Le 23 février 2026, un projet télévisuel atypique, né du financement participatif et s’appuyant sur une histoire inspirée par la foi, a franchi une étape que peu de géants des médias internationaux peuvent égaler. La série américaine « The Chosen », qui retrace la vie de Jésus et de ses premiers disciples, a été officiellement reconnue pour la deuxième fois par le Guinness World Records comme la série télévisée la plus traduite de l’histoire. Sa première saison est désormais disponible en 125 langues, un chiffre qui la place bien au-delà des capacités des modèles de distribution internationaux classiques.

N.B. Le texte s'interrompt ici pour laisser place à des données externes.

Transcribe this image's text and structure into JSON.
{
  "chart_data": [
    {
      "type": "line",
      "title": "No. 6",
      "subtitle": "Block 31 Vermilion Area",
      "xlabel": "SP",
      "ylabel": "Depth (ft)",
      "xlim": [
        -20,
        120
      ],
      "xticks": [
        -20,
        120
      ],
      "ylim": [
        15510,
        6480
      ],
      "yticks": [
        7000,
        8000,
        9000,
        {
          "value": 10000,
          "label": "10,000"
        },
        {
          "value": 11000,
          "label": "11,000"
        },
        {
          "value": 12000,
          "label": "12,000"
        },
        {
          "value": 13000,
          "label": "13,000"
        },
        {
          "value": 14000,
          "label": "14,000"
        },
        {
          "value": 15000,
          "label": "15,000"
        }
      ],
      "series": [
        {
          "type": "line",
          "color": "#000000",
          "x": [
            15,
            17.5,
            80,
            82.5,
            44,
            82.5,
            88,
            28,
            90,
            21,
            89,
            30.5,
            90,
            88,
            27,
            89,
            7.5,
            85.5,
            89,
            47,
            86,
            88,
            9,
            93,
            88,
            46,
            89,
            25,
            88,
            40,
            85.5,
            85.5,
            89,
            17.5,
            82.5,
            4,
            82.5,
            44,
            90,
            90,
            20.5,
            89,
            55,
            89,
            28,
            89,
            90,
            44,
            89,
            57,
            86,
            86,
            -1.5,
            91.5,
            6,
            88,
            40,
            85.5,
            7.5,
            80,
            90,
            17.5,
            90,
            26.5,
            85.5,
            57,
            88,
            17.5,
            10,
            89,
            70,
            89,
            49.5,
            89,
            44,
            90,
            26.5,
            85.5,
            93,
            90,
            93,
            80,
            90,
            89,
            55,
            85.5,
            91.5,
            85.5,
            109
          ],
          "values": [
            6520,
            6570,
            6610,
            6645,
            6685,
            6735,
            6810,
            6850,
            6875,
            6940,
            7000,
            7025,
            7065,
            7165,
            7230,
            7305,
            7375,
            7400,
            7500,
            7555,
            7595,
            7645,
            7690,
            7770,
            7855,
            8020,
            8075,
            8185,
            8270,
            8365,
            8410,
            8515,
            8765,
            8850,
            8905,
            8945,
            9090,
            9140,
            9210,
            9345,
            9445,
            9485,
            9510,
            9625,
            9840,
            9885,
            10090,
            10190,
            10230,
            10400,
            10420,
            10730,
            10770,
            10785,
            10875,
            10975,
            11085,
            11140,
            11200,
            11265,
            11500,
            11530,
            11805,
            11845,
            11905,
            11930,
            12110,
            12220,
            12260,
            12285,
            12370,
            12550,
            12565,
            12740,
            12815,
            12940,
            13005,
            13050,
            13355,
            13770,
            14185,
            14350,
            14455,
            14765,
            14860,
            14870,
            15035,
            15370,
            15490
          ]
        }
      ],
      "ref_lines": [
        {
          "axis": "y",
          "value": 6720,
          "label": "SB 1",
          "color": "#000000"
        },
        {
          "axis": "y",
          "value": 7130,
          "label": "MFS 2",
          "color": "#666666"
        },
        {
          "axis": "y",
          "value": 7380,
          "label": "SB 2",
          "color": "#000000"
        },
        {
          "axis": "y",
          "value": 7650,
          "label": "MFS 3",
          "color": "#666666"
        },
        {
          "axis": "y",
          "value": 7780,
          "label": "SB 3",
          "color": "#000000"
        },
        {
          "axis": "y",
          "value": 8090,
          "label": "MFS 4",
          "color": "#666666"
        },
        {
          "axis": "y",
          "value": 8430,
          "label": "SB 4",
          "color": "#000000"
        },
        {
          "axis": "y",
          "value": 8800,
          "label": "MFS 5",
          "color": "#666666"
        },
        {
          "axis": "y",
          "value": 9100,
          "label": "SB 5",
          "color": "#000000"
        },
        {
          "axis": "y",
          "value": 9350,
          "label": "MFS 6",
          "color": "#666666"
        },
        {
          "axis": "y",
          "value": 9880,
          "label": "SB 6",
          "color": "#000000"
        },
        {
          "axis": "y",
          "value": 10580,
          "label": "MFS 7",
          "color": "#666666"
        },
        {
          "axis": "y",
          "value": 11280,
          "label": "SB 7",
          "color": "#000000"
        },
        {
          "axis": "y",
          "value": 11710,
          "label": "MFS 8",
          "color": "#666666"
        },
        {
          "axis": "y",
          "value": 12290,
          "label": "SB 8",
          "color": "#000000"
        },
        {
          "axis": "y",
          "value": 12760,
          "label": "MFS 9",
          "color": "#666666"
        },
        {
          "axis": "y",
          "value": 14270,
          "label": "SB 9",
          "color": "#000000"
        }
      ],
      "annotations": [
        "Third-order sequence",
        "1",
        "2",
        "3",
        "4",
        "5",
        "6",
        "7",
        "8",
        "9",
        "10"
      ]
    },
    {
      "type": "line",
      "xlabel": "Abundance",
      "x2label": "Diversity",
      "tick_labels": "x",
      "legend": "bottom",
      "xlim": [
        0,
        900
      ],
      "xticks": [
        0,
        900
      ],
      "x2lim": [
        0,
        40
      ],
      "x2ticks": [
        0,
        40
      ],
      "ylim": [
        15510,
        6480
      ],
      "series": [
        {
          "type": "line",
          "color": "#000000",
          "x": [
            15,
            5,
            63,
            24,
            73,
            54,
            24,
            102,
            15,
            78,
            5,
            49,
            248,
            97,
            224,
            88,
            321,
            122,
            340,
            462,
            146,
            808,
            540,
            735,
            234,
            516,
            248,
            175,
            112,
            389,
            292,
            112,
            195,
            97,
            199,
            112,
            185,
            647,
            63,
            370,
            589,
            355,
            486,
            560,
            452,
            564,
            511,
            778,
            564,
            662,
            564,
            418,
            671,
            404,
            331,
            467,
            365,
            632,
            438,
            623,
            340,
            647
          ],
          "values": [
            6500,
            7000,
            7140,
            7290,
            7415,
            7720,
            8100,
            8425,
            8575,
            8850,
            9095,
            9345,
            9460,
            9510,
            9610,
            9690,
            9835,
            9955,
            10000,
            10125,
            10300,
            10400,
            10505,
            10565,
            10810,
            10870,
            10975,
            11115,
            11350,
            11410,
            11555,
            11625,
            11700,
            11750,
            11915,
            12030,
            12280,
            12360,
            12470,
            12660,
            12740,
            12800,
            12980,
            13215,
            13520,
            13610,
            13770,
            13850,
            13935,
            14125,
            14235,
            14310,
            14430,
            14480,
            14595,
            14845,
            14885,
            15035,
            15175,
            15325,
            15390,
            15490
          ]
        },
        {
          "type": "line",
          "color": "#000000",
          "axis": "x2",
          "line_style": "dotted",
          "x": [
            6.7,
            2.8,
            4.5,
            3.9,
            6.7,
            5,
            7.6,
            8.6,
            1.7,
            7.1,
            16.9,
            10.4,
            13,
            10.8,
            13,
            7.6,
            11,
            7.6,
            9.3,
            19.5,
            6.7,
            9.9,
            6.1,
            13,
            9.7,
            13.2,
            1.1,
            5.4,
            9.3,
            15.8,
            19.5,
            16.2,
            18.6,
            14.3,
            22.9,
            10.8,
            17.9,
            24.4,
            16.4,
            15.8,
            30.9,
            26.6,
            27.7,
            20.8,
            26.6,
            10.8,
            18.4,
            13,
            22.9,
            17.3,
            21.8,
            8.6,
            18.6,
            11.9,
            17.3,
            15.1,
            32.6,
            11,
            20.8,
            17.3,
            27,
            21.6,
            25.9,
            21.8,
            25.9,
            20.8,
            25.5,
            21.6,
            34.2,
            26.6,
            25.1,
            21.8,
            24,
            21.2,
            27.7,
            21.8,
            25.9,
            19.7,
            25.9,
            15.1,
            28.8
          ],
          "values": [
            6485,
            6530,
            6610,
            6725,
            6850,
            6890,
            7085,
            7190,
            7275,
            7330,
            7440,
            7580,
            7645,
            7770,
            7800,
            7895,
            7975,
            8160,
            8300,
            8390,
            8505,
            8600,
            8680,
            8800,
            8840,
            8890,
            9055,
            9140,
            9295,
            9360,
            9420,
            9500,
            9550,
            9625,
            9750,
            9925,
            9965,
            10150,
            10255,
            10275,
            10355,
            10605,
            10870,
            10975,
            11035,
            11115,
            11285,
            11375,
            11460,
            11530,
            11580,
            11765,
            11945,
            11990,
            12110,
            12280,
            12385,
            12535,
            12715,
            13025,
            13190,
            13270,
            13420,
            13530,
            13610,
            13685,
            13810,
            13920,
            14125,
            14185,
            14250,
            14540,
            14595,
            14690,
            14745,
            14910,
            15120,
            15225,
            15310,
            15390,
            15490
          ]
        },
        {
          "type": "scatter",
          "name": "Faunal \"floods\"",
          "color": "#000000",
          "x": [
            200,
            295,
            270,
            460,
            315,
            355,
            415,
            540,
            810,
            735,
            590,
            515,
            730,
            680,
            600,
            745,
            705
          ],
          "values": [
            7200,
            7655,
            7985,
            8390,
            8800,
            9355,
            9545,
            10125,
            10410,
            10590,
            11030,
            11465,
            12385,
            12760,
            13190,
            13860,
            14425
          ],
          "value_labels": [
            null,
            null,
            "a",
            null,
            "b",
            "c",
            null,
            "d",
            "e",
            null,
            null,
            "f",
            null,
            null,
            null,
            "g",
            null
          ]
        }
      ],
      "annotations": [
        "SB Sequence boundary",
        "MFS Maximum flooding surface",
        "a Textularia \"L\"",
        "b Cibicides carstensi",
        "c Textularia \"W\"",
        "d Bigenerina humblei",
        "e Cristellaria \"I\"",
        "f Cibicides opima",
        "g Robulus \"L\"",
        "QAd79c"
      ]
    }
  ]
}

L’annonce a été faite lors de ChosenCon, un rassemblement international qui s’est tenu du 19 au 21 février et qui a réuni des milliers de fans, d’acteurs et de créateurs pour revenir sur le rayonnement mondial croissant de la série. Bien plus qu’un simple événement pour les fans, la convention a offert un aperçu d’un phénomène culturel qui a profondément transformé la diffusion des contenus religieux au-delà des frontières. Les participants ont pu assister à des avant-premières exclusives, à des tables rondes approfondies et découvrir les coulisses de la production qui assure le succès de la série depuis près de dix ans.
Au cœur des festivités se trouvait la série « The Chosen », considérée comme la première série télévisée en plusieurs saisons entièrement consacrée à la vie de Jésus et de ses apôtres. Depuis son lancement en 2017, la série a touché des audiences dans 175 pays et a dépassé les 280 millions de téléspectateurs à travers le monde grâce aux plateformes de streaming et aux chaînes partenaires. Son succès international n’est pas le fruit du marketing d’un grand studio, mais d’une stratégie délibérée visant à lever les barrières linguistiques, principal obstacle à son accès.
« Ce n’est pas le dernier record de traduction que nous battrons », a déclaré Dallas Jenkins, créateur et réalisateur de la série, lors de l’événement. Jenkins a attribué ce succès au réseau international qui soutient le projet et au travail constant de ses partenaires de traduction, laissant entendre que l’expansion linguistique de la série est loin d’être terminée.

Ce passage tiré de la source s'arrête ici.